A Tipperary man, serving on the English Mission in the Province of Liverpool, Father Finn joined the 1st Dublins on their arrival in England from India for active service, in November, 1914. The Dublins, with the 1st Munster Fusiliers, took part, as I have already described, in the first landing of British troops on the Peninsula, at Sedd-el-Bahr, on Sunday, April 25th, 1915. On the Saturday morning Father Finn heard the confessions of the men on board the transport, off Tenedos, said Mass, and gave Holy Communion. Then on Sunday morning he asked permission of the commanding officer of the battalion to go ashore with the men. Colonel Rooth tried to persuade him to remain on the transport, where he could give his services to such of the wounded as were brought back. "You are foolish to go; it means death," said the officer. "The priest's place is beside the dying soldier; I must go," was Father Finn's decisive reply. For these and other particulars of the gallant action of the priest, I am mainly indebted to the Rev. H.C. Foster, Church of England naval chaplain, who was in one of the warships engaged in the bombardment of the Peninsula at the landing, and highly esteemed Father Finn as a friend.
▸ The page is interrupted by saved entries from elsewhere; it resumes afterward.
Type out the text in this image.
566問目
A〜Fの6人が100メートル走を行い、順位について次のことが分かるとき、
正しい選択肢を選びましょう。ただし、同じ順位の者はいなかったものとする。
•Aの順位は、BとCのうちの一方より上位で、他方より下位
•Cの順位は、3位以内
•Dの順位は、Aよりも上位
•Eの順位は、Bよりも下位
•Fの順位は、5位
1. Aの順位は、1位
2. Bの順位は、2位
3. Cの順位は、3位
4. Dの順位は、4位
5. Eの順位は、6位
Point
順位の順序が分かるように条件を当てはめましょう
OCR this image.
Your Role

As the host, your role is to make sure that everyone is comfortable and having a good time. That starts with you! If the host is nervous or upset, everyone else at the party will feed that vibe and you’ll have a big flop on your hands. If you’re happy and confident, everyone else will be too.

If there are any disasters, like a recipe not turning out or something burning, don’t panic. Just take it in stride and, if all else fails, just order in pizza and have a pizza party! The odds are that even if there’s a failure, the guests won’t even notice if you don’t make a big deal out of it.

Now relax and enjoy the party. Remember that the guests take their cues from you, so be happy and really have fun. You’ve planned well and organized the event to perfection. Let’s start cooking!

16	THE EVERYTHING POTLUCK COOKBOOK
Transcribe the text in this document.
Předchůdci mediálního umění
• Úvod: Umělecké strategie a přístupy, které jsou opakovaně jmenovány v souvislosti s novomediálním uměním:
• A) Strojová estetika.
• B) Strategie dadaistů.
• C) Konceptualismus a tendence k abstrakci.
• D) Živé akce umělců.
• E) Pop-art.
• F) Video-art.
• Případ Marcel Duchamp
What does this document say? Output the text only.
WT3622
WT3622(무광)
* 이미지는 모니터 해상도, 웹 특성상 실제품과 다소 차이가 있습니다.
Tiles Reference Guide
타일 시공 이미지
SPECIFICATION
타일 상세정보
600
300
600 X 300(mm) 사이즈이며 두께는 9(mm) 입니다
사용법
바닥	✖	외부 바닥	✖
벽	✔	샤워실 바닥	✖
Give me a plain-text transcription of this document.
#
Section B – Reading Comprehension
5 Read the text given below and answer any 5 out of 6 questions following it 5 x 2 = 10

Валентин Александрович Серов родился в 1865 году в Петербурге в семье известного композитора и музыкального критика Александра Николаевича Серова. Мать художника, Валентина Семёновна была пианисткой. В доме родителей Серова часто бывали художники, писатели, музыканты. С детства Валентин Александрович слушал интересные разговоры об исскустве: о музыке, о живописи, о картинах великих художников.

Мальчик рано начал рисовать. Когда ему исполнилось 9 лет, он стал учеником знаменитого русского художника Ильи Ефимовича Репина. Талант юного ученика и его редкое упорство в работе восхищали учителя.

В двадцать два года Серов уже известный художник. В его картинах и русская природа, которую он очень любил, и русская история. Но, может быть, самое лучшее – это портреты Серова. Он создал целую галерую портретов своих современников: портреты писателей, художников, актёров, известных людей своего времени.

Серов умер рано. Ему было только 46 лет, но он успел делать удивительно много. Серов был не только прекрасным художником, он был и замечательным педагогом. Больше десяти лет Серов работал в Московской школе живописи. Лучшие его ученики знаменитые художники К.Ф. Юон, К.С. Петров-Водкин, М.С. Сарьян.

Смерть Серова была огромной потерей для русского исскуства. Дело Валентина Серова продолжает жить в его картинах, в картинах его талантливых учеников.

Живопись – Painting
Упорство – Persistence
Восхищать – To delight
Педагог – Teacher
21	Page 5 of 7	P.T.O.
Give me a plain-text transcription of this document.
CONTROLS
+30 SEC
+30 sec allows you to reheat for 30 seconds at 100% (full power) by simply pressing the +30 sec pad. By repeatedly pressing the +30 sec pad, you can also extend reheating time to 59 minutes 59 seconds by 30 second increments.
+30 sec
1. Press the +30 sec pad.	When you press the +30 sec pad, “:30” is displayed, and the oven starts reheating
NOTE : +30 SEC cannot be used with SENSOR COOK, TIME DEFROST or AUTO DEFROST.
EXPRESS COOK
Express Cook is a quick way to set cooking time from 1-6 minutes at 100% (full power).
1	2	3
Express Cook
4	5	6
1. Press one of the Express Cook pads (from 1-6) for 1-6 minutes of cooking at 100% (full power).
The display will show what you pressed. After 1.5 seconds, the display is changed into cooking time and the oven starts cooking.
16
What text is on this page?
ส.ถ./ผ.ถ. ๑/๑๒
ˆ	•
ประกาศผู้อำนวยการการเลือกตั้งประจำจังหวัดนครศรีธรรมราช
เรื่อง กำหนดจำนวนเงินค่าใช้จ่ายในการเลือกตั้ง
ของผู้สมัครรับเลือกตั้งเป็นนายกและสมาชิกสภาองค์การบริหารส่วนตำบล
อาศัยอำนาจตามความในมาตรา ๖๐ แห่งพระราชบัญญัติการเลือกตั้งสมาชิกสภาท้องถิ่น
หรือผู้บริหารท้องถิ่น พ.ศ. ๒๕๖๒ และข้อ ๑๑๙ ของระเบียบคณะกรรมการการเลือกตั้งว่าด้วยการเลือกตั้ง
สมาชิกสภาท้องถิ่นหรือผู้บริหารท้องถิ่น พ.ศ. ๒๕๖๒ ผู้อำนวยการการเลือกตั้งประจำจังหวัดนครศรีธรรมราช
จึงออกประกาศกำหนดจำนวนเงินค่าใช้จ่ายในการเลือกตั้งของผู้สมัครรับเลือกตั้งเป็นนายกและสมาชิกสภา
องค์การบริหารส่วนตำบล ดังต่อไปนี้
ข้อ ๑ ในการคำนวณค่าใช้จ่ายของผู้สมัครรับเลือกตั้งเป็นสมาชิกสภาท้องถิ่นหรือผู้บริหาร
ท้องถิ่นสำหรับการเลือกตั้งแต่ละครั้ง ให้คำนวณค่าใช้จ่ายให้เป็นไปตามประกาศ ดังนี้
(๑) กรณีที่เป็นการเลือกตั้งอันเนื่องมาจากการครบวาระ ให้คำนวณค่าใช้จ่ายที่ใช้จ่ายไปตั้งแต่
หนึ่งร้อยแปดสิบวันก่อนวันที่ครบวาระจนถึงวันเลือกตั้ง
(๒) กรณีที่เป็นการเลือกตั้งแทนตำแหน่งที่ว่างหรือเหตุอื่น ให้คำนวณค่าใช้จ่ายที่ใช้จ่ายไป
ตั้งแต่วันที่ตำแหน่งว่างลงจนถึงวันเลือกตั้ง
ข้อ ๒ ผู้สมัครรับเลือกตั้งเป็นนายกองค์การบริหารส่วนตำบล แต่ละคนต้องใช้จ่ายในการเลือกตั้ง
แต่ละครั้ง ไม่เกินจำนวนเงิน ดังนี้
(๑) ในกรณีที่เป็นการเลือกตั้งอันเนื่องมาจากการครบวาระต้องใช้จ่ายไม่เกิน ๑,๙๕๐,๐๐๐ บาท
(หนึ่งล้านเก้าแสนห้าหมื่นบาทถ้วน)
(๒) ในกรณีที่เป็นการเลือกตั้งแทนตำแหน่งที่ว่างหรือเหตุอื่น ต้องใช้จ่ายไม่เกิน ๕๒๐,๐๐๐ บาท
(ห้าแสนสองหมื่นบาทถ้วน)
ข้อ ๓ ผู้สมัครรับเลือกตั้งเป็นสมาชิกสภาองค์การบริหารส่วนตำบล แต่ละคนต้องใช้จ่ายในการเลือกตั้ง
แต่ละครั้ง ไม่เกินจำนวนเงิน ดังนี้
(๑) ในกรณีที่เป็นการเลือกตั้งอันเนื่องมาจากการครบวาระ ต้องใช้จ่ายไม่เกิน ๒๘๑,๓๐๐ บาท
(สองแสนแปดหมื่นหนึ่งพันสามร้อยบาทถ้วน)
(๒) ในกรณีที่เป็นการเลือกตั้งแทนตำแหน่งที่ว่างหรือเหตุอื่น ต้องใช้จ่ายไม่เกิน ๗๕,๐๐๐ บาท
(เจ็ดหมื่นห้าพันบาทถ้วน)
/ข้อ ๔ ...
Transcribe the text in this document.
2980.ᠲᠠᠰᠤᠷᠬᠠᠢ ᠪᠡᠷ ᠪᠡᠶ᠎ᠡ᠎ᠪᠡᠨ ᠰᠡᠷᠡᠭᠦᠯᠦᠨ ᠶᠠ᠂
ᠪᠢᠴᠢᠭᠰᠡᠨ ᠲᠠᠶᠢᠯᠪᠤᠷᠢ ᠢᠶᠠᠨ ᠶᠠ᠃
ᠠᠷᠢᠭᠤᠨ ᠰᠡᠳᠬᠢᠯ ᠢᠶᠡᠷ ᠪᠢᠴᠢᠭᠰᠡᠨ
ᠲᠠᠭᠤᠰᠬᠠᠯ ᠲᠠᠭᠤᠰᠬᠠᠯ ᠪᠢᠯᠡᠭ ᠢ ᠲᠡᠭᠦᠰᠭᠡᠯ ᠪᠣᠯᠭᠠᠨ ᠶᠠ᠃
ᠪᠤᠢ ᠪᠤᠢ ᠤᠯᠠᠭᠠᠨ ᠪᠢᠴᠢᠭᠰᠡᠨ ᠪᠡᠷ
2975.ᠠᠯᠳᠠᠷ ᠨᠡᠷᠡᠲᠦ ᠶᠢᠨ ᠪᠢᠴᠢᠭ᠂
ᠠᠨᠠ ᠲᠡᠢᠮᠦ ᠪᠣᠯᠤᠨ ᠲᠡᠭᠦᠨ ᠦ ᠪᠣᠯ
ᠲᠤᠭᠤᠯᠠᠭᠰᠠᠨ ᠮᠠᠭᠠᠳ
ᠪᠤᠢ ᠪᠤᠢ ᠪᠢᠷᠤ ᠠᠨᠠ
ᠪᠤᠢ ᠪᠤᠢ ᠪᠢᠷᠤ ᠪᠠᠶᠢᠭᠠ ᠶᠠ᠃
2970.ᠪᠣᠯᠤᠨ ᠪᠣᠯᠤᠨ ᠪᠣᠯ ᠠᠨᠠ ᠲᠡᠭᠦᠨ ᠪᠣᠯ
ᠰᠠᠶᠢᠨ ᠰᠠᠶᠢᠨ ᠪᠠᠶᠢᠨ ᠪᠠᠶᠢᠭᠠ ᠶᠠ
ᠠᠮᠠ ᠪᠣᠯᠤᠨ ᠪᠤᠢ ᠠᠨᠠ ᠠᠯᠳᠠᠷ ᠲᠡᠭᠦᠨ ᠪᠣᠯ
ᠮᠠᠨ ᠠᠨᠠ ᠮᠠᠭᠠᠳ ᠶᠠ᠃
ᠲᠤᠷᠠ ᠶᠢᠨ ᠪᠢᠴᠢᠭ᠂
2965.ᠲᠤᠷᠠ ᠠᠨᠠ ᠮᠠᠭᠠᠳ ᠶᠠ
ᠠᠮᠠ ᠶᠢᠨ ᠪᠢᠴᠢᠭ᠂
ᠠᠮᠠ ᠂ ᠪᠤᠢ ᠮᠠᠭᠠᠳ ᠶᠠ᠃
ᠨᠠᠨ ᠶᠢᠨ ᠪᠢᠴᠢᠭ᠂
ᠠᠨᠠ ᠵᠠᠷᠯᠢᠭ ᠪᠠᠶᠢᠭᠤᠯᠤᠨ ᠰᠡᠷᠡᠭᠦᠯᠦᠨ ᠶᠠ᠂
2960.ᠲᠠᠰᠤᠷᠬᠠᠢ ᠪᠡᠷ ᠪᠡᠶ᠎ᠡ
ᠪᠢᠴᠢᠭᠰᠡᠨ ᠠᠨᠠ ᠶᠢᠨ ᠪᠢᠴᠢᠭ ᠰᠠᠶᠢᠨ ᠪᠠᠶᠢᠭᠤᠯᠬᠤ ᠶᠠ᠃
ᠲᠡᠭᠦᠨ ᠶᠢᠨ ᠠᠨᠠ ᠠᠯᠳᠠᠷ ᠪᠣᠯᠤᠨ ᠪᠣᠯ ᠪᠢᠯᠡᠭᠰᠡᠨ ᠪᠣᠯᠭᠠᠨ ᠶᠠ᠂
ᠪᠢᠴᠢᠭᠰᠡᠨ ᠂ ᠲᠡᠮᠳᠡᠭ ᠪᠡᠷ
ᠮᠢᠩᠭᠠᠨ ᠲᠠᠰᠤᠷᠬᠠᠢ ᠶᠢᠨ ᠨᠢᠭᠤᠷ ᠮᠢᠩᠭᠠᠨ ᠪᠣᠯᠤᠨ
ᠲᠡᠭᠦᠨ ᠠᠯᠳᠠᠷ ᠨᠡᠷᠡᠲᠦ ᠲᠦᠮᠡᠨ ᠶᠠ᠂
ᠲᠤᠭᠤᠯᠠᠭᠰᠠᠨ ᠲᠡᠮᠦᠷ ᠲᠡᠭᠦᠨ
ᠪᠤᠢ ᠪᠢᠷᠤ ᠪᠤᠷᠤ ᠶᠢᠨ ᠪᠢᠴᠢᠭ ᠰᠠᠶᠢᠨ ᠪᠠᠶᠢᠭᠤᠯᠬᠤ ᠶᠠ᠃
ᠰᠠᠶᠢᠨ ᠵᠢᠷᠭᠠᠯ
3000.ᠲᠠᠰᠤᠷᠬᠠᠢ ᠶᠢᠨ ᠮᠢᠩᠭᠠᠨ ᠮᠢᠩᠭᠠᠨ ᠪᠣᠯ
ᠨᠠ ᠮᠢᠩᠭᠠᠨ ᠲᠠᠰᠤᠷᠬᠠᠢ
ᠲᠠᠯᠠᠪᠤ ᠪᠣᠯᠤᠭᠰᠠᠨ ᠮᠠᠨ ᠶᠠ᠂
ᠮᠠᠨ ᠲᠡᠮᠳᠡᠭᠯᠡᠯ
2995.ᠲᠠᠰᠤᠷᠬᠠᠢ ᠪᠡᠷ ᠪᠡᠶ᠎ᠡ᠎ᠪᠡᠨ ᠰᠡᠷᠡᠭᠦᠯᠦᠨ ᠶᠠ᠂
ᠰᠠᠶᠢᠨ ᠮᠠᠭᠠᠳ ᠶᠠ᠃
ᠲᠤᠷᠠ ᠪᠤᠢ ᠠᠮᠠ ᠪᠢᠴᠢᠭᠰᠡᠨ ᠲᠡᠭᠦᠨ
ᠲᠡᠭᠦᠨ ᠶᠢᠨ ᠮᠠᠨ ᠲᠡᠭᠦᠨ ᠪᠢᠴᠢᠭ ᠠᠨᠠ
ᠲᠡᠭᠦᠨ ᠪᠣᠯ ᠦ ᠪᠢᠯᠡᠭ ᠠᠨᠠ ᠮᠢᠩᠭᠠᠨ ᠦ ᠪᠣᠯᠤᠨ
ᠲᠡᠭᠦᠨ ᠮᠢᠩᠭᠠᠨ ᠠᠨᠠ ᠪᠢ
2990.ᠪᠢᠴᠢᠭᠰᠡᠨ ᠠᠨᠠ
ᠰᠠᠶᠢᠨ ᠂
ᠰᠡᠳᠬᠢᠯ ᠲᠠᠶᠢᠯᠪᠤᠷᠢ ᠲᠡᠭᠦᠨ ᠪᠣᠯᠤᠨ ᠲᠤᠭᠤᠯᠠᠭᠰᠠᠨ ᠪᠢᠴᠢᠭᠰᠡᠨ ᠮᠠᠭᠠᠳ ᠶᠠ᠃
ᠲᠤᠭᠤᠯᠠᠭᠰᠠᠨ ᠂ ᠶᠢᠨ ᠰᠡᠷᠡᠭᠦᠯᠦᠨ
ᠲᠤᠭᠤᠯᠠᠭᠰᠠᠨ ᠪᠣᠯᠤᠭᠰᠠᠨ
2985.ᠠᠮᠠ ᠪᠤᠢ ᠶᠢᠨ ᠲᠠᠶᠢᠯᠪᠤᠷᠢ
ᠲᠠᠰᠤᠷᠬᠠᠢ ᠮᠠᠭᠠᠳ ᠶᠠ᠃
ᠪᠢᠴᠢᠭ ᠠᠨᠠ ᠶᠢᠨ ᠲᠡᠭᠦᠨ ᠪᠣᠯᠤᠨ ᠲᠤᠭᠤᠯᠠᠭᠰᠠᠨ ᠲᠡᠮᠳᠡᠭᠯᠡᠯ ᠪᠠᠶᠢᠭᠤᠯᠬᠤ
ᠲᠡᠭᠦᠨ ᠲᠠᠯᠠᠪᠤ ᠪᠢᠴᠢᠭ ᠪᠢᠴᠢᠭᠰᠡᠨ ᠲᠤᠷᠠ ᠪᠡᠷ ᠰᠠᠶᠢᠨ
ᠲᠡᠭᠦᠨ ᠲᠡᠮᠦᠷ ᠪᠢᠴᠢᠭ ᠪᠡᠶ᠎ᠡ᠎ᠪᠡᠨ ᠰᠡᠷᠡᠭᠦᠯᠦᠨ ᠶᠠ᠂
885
Father Finn left the transport for the shore in the same boat as the Colonel. When the boats crowded with the Dublins got close to the beach a hail of shrapnel, machine-gun fire, and rifle fire was showered upon them by the Turks, hidden among the rocks and ragged brushwood on the heights. Numbers of the Dublins were killed or wounded, and either tumbled into the water or dropped on reaching the beach. This fearful spectacle was Father Finn's first experience of the savagery of war. It terribly upset him. He at once jumped out of the boat and went to the assistance of the bleeding and struggling men. Then he was hit himself. By the time he had waded to the beach his clothing was riddled with shot. Yet disabled as he was, and in spite also of the great pain he must have been suffering, he crawled about the beach, affording consolation to the dying Dublins. I have been told that to give the absolution he had to hold up his injured right arm with his left. It was while he was in the act of thus blessing one of his men that his skull was broken by a piece of shrapnel. The last thought of Father Finn was for the Dublins. His orderly says that in a brief moment of consciousness he asked: "Are our fellows winning?" Amid the thunder of the guns on sea and land his soul soon passed away. He was buried on the beach where he died, and the grave was marked by a cross, made out of an ammunition box, with the inscription—"To the memory of the Rev. Capt. Finn." Gallipoli is classic ground. It is consecrated by the achievements of the ancient Greeks over the Persian hordes at the dawn of Western civilisation. It is now further hallowed as the grave and monument of that warrior priest, Father Finn, and the gallant Dublins and Munsters.